The values that defined Bush 41


Catholic Herald, 6 December 2018

George Herbert Walker Bush – the 41st US president – never wrote a post-presidential memoir. His son, George W Bush – the 43rd president – gave a possible explanation in the book he wrote instead, entitled 41: A Portrait of My Father.

“Dorothy Walker Bush [41’s mother] was a woman of strong faith,” Bush 43 wrote of his grandmother. “She read Bible verses to her children over breakfast every morning. One of her favourite passages was Proverbs 27:2: ‘Let another man praise thee, and not thine own mouth’.”

Now the praises are flowing freely for Bush 41, who died on November 30. He was not the greatest president America had, but he may well have been the greatest man to serve as president, the young war hero turned entrepreneur turned politician. Above all, in his later years he taught America about fathers and sons, a cultural lesson more important than anything that politics can achieve.

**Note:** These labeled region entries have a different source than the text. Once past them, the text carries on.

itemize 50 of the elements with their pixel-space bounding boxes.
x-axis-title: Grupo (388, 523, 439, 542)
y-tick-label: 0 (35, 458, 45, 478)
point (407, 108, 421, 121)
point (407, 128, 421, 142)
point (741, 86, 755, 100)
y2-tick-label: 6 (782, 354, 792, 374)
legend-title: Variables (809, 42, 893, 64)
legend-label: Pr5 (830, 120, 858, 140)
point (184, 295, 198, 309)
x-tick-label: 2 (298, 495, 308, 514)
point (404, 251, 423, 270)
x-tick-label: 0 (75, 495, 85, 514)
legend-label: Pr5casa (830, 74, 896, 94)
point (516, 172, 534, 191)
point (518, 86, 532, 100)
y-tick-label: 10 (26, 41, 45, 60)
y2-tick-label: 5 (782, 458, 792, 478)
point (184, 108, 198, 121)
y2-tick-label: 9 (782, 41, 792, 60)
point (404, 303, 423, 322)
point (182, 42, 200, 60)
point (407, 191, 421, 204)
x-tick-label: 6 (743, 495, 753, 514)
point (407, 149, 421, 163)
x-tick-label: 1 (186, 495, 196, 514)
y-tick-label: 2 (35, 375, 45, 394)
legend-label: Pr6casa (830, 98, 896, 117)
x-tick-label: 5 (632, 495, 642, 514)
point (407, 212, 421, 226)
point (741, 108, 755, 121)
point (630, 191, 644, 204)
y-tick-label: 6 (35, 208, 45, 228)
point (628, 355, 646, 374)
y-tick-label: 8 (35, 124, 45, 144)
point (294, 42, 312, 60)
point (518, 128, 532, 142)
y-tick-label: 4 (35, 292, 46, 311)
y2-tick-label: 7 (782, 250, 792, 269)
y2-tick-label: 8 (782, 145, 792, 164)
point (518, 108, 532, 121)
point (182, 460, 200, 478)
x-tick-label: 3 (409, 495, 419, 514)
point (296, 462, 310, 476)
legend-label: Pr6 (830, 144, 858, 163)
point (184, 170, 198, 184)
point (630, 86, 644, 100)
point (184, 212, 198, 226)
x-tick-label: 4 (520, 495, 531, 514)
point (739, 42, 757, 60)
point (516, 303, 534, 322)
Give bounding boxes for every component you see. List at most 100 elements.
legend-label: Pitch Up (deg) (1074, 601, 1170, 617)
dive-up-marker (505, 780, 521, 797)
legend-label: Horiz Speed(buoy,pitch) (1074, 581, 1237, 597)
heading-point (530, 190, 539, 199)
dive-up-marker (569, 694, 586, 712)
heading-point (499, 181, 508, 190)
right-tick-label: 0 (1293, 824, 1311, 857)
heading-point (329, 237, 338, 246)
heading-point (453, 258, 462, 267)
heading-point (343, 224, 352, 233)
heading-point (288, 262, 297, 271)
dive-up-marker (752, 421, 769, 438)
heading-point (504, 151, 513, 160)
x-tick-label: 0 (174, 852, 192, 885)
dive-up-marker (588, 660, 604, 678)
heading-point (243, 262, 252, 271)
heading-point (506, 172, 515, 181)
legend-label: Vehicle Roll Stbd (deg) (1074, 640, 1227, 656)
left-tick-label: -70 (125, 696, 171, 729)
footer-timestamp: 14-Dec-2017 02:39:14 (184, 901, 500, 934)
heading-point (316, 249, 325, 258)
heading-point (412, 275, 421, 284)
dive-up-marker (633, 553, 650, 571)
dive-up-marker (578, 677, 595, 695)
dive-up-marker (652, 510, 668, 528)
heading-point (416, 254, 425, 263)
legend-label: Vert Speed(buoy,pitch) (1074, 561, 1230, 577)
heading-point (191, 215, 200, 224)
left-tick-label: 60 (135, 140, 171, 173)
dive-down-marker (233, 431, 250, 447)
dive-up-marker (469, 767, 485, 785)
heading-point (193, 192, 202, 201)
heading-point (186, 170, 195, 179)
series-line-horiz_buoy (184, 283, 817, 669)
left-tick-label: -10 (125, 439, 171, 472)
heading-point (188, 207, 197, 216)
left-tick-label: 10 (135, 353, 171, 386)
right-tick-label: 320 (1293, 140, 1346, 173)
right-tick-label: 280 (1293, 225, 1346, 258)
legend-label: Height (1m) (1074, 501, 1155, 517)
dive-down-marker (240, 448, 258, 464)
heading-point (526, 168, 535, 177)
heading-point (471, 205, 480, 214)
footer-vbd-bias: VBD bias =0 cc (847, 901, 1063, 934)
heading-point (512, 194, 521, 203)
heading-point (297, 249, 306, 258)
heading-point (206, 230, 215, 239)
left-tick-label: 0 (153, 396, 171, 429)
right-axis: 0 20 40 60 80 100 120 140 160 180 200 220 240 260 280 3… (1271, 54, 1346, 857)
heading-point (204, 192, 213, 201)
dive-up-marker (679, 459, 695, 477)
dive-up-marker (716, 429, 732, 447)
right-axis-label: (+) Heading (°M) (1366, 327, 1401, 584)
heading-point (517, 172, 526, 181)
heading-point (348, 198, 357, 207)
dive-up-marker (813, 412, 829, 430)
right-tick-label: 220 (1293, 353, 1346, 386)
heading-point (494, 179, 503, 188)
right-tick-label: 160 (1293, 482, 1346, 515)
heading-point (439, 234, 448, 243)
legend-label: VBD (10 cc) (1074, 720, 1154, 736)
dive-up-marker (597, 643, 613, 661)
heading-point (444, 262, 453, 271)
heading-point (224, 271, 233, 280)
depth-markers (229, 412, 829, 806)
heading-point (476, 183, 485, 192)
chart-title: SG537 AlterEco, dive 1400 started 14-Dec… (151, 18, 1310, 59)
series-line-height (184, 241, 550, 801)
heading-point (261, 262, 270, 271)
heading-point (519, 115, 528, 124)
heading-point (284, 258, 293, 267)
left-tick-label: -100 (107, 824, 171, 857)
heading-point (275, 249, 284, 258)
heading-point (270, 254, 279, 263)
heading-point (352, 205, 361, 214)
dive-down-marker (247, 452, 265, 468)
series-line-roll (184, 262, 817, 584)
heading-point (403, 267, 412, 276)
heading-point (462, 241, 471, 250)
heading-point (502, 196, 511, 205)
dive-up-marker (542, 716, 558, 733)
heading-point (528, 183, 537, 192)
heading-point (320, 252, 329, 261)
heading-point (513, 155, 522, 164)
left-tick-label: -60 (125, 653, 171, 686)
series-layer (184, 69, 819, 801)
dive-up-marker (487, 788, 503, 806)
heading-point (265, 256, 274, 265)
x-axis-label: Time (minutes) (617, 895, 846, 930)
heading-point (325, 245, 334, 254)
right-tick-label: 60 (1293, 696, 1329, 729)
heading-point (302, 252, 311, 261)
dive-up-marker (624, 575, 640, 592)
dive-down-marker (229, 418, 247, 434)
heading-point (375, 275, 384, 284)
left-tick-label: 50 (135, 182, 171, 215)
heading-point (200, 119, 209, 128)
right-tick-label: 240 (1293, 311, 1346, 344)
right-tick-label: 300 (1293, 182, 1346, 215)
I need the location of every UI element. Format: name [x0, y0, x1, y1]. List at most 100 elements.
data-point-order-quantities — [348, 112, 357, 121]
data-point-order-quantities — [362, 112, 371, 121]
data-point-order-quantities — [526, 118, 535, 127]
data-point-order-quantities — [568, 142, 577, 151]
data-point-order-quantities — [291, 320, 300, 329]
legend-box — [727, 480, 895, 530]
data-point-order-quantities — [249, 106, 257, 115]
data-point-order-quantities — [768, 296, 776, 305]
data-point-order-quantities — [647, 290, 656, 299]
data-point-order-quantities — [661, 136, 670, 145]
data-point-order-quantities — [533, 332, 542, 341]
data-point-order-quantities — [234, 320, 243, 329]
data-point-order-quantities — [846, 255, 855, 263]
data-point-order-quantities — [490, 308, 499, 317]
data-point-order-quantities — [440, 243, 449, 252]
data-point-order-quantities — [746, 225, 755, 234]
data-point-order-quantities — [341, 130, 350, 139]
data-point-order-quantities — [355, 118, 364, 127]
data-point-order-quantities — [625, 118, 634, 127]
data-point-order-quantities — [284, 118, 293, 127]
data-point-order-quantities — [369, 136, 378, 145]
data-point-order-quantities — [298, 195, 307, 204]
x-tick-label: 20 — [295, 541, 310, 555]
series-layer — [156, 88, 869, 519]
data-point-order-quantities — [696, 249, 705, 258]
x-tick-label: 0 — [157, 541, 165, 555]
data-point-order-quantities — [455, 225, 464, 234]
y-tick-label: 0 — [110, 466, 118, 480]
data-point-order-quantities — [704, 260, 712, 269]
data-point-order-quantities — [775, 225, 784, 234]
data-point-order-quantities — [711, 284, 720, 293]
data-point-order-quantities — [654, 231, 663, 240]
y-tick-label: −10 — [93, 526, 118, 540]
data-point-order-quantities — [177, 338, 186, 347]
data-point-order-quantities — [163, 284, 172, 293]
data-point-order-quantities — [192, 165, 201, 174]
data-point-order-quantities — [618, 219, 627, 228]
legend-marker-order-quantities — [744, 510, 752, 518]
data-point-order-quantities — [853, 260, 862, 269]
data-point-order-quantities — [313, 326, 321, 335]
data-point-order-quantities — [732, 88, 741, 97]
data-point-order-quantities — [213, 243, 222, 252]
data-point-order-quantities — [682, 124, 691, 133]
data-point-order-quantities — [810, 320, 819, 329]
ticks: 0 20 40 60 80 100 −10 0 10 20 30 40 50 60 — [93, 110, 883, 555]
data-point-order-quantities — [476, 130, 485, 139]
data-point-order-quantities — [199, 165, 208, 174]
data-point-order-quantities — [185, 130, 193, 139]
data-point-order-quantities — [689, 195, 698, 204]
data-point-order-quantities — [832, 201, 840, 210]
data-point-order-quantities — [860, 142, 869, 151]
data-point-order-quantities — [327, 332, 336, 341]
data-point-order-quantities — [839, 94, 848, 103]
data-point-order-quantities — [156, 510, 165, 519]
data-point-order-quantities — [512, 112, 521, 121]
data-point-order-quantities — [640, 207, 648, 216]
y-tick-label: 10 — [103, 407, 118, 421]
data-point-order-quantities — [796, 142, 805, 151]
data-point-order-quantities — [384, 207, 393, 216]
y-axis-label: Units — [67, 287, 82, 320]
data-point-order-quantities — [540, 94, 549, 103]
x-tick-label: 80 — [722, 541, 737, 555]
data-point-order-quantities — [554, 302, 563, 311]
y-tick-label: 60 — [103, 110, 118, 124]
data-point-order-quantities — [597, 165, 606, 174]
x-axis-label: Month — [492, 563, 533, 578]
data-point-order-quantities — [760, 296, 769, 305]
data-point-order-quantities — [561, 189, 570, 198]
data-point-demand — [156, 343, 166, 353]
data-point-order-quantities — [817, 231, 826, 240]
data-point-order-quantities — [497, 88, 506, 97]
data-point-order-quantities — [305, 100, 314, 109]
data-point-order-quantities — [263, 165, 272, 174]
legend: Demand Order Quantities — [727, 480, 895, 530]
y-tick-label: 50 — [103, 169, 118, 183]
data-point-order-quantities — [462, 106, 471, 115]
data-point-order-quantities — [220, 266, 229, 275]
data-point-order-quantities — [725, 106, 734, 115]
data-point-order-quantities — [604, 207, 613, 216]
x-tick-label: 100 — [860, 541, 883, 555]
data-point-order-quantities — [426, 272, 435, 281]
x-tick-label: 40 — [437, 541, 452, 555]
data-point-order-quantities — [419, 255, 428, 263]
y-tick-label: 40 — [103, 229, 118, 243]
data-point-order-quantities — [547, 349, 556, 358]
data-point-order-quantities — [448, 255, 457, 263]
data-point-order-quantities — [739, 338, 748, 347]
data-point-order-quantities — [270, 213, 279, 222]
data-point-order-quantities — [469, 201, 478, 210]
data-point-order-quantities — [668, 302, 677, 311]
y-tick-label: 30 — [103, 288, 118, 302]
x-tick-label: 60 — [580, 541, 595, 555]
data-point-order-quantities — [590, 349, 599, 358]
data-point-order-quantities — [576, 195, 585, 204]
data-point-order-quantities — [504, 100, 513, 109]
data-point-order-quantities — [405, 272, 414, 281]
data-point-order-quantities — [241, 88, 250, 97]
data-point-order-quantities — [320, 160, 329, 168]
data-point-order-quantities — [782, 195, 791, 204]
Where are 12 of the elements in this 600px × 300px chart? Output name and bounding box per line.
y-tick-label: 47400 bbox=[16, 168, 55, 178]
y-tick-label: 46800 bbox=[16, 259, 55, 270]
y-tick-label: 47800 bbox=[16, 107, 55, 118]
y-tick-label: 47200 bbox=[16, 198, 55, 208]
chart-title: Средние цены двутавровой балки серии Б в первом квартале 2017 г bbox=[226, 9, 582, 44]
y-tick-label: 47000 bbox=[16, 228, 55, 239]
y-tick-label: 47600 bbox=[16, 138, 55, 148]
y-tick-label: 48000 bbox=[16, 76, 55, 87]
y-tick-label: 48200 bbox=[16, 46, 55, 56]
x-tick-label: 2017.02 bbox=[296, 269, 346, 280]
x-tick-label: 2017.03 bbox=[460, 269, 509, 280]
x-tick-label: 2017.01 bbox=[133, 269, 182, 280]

Bush was born into a wealthy Wall Street family, living in one of America’s richest cities, Greenwich, Connecticut. His father Prescott Bush was elected to the Senate as a Republican when that party dominated the northeast. After graduating from Yale, Bush turned down offers to join his father and grandfather in securing a comfortable life on Wall Street. Instead, he headed out to the Texas desert with his wife and young son. He would learn about the oil industry from the bottom up.

In 1964, when a 40-year-old Bush made an unsuccessful run for Senate as a Republican in Texas, the Democrats utterly dominated the state. In moving from Connecticut to Texas, Bush was shaping a new Republican future. The northeast would become a stronghold of liberal Democrats by the time Bush 43 would be elected in 2000, and Texas would be part of the solidly Republican south.